Jarek Potiuk: Here at Polidea, we are in a unique position of connecting various stakeholders— Companies that want to contribute and improve the products (our customers), users of the software (who are also our customers), our tech team, and the open-source community. The projects are unique since they’re not only about developing one product but rather about a general, broad concept of driving to the common goal while maintaining vendor neutrality. We have to consider the motivations and expectations of all the stakeholders—commercial customers, users, contributors, maintainers, developers, and our company board. All with great respect for the people involved. I think that to succeed in this environment, you need to reach a certain level of maturity on many levels—engineering, business, management, people, communication. But above all, transparency and honesty must be the center and front for all your actions.
Karolina Rosół: Open source is a perfect bridge between big companies, startups, and SMEs. But it also connects people from different professional backgrounds. The developer who has just started his adventure with coding can broaden his portfolio, learn and contribute to the solutions that are maintained by super-experienced tech teams. It is also a place for non-technical people, who can help in other ways—by correcting the documentation, reviewing READMEs, checking grammar, etc. The tools that we develop are later used by data scientists. It’s exciting! You can check the project, learn more about it, join the devlist, and look for issues. If you don’t have any knowledge—you can ask for help, advice, or contact someone directly. What rules is a meritocracy—people who truly contribute in any way they can are the ones who can voice their opinions. As for us, we are most active in the Apache community—there is a code of conduct and “Apache Way” that we need to follow, plus the variety of projects is impressive.

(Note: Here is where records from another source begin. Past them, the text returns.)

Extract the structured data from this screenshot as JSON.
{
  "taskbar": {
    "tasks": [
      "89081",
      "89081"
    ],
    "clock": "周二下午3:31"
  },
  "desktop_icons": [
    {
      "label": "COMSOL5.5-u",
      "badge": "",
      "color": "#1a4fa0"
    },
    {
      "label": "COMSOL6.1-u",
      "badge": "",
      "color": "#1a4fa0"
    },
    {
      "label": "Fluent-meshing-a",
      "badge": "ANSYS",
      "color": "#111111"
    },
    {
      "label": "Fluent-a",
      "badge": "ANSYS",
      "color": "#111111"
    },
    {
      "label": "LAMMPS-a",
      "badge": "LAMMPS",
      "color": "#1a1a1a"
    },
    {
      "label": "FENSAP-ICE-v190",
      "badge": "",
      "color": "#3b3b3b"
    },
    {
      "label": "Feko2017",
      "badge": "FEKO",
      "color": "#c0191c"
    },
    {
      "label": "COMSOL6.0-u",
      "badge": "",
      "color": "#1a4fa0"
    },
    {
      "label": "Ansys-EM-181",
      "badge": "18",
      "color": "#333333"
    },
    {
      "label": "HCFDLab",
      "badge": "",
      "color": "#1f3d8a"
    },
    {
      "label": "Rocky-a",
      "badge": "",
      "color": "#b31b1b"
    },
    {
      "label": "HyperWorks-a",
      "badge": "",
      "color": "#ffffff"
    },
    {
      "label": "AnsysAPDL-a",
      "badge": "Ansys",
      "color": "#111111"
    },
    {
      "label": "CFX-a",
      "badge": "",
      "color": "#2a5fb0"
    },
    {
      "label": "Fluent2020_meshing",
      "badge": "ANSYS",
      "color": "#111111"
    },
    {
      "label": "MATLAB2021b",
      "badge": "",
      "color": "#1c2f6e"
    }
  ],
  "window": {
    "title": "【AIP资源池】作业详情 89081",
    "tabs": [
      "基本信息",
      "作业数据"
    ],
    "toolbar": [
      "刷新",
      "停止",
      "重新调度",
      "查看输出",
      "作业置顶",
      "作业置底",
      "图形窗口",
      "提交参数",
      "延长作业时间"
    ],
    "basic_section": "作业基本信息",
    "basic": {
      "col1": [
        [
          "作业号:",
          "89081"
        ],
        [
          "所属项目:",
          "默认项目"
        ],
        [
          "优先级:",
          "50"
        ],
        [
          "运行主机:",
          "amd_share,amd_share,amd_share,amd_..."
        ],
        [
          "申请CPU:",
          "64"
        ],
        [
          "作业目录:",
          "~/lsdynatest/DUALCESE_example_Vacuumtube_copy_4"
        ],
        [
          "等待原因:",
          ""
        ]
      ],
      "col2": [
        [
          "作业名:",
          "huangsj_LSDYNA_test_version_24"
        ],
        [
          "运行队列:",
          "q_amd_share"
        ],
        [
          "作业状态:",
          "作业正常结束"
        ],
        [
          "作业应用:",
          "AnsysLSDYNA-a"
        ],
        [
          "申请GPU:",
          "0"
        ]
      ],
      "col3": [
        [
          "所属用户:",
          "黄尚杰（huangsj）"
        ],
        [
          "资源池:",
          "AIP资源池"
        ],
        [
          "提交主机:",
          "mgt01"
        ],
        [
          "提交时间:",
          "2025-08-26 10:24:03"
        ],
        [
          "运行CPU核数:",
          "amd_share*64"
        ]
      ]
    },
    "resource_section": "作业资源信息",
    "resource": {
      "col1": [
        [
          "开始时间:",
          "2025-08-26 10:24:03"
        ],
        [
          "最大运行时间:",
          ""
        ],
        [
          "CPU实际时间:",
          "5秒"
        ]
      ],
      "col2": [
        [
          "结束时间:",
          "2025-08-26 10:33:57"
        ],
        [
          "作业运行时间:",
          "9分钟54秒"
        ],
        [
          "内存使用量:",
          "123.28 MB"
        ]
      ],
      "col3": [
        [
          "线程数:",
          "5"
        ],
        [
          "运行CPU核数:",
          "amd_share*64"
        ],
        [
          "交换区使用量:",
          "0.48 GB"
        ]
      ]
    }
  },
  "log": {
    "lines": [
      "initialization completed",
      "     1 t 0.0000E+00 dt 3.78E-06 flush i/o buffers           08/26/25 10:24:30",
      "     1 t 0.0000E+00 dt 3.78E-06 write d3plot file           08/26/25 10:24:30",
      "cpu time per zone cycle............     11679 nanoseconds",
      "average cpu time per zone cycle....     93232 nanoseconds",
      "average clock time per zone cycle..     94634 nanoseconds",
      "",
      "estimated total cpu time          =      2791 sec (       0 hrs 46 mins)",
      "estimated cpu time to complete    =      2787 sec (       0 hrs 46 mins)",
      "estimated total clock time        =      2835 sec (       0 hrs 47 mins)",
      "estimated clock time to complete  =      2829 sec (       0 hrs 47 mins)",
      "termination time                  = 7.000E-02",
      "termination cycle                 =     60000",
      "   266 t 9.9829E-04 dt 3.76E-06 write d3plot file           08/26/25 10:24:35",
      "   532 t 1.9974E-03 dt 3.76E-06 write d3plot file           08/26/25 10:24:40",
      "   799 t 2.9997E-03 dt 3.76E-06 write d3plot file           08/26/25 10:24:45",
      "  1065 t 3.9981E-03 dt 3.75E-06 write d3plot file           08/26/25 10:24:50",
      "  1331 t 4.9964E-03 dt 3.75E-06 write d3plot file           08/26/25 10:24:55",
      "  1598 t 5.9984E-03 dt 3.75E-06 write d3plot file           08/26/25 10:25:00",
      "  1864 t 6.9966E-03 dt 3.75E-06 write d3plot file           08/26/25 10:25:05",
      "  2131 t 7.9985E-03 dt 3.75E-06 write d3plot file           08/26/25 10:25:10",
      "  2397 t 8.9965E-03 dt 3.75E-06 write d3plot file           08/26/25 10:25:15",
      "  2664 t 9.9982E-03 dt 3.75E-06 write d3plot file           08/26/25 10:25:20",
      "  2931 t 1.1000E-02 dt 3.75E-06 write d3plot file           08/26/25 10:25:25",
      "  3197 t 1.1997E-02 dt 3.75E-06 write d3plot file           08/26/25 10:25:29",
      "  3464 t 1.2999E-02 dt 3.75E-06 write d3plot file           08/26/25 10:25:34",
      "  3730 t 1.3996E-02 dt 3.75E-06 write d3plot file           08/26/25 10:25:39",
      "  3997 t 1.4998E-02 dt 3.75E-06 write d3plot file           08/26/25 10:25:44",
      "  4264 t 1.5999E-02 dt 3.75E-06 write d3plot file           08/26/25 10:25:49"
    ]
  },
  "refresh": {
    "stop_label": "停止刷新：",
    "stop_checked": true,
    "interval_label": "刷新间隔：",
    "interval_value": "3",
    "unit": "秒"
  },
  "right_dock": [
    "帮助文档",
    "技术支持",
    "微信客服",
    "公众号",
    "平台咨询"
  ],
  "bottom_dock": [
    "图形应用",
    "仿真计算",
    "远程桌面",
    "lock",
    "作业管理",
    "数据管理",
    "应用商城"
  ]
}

Jarek Potiuk: Hard to say. This is such a dynamic area that it’s really difficult to foresee the future. And quite recently, it’s been accelerated by the COVID pandemic— now everyone in our industry works in the distributed and remote fashion. The OSS has already been there for years, and people are thriving because they’ve already learned how to work this way efficiently. This also means that more people will eventually learn and embrace this way of work and that when they start contributing to the OSS project, they will find a very familiar and friendly environment. But, as the famous quote attributed to Steve Jobs goes—the best way to foresee the future is to shape it. We are working hard in Polidea to shape the future of OSS—making it easier for new contributors to start, sharing our experiences and thoughts from working on the OSS projects. And—yes—educating our customers about the benefits of working with companies like ours to make the best of their OSS involvement. We are also continuously looking around and trying to spot the areas and projects that seem promising. There is one thing we’ve learned—change is inevitable, and being open to it is the only viable strategy.